Ab Dienstag, dem 22. Januar 2019, nimmt Hermes keine Versandaufträge mehr an für Fahrräder, Sport- und Sondergepäck (z.B. Snowboards und Ski). Der Kofferversand normaler, quaderförmiger Gepäckstücke ist davon nicht betroffen und wird von Hermes weitergeführt.

Hermes begründet den Versandstopp mit dem hohen Aufwand für die manuelle Sortierung von Sperrgut. „Güter mit einer solchen Übergröße sind rein mit Blick auf die Menge für uns als Paketdienstleister ein Nischenphänomen. Dafür bündeln sie jedoch vergleichsweise viele Kapazitäten in unseren Logistik-Centern, Depots und Zustellbasen und bedeuten einen immensen Mehraufwand für unsere Zusteller.“, sagt Nicola Perl von Hermes Germany.

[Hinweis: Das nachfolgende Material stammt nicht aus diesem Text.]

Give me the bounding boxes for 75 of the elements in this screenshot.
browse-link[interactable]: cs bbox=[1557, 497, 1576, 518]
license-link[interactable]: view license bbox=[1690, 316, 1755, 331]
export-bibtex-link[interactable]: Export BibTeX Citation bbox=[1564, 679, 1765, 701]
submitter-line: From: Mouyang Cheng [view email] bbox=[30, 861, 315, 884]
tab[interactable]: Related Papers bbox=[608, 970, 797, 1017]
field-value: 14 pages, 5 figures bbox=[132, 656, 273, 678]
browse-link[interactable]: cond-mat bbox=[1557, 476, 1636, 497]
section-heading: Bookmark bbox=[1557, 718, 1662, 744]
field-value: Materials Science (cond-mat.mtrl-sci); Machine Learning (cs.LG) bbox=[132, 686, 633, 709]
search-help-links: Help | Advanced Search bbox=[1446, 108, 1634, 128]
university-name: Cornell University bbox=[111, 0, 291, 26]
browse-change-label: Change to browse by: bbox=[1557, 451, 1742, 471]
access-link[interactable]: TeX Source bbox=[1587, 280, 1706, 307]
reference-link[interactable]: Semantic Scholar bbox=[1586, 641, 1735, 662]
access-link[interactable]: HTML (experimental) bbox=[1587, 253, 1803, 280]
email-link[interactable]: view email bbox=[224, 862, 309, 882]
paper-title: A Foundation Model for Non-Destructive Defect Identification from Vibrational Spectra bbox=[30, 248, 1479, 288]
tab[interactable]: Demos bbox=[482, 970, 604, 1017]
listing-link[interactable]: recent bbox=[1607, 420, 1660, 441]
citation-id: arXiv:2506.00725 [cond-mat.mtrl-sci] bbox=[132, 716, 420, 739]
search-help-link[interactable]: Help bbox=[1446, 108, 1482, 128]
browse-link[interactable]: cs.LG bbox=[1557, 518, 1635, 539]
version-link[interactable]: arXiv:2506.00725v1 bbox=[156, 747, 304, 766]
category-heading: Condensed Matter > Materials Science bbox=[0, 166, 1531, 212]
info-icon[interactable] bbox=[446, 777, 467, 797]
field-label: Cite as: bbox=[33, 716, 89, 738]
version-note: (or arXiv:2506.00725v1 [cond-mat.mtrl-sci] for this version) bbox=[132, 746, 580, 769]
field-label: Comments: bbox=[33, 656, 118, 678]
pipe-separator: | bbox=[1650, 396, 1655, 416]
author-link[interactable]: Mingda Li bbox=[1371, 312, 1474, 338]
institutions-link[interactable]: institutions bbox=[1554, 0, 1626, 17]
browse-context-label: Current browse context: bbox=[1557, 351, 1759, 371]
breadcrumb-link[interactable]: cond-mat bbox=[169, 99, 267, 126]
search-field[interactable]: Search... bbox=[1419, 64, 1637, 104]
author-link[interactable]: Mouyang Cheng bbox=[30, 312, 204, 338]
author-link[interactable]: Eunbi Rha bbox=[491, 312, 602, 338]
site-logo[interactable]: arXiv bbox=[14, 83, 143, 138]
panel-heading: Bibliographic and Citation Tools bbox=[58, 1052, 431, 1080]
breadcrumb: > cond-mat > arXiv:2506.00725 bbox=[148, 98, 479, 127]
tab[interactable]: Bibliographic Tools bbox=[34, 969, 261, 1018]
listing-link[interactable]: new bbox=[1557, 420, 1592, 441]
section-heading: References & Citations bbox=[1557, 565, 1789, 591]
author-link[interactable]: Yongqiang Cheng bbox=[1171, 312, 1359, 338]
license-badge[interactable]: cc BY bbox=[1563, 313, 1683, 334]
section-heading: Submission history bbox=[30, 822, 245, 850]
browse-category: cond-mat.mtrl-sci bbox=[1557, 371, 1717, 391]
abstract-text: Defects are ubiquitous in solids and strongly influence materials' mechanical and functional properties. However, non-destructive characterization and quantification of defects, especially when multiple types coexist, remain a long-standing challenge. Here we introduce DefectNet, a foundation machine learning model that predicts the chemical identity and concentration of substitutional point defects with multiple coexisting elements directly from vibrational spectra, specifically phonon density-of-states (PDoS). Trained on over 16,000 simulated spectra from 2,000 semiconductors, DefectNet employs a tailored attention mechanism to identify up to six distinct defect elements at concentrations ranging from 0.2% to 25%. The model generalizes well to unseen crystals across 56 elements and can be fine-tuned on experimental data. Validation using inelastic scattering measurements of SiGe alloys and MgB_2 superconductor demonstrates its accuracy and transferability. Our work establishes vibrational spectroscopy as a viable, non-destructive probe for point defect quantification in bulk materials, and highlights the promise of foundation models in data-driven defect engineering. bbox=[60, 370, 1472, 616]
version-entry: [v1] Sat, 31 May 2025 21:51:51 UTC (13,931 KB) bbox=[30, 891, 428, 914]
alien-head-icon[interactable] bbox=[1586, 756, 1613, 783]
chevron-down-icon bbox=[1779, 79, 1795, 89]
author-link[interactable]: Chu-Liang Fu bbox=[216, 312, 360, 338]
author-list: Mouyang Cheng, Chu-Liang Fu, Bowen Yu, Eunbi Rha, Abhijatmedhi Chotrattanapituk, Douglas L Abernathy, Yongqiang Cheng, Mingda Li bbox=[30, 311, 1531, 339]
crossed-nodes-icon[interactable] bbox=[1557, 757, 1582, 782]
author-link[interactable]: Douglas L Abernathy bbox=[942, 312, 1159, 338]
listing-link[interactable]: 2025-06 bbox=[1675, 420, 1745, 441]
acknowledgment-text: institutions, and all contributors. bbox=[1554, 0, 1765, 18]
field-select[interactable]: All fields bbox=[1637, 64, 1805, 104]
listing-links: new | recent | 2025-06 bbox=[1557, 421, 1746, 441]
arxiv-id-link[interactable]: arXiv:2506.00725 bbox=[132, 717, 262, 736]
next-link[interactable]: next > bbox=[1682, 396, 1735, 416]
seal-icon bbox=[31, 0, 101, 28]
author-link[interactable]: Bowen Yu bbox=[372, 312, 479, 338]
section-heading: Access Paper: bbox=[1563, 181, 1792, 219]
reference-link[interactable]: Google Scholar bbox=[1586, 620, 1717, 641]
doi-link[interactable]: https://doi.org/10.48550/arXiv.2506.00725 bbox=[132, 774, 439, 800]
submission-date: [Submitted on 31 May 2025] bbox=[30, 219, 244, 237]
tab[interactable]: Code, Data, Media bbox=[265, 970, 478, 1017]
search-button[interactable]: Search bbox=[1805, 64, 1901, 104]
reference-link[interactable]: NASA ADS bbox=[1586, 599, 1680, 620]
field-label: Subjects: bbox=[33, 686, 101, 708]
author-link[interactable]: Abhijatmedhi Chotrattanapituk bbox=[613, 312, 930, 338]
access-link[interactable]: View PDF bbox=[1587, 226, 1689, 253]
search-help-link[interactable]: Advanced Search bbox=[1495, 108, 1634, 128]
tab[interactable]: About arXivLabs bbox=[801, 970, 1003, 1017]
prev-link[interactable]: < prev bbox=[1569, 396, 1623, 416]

Perl weiter: Dass Zusteller „in Zukunft neben den hohen Paketmengen in ihren Transportern nicht noch Fahrräder oder Surfbretter transportieren und zustellen müssen, wird eine spürbare Entlastung sein, die am Ende vielen anderen Kunden zugutekommen wird.“

Weil Fahrräder, Sport- und Sondergepäck nur 0,5 % am gesamten Hermes-Versandaufkommen ausmachen, stellt Hermes diese Versandarten zum 22. Januar 2019 ein und empfiehlt Kunden den Umstieg auf Speditionen.

Hermes hat zusätzlich angekündigt, dass die Paketmaße in der Versandklasse XXL reduziert werden. Die neuen Maße wurden noch nicht bekanntgegeben. Die bisherigen Maximalmaße im Jahr 2018 lauten: Summe aus längster und kürzester Seite 310 cm, dritte Seite bis max. 50 cm lang, bis 31,5 kg Gewicht.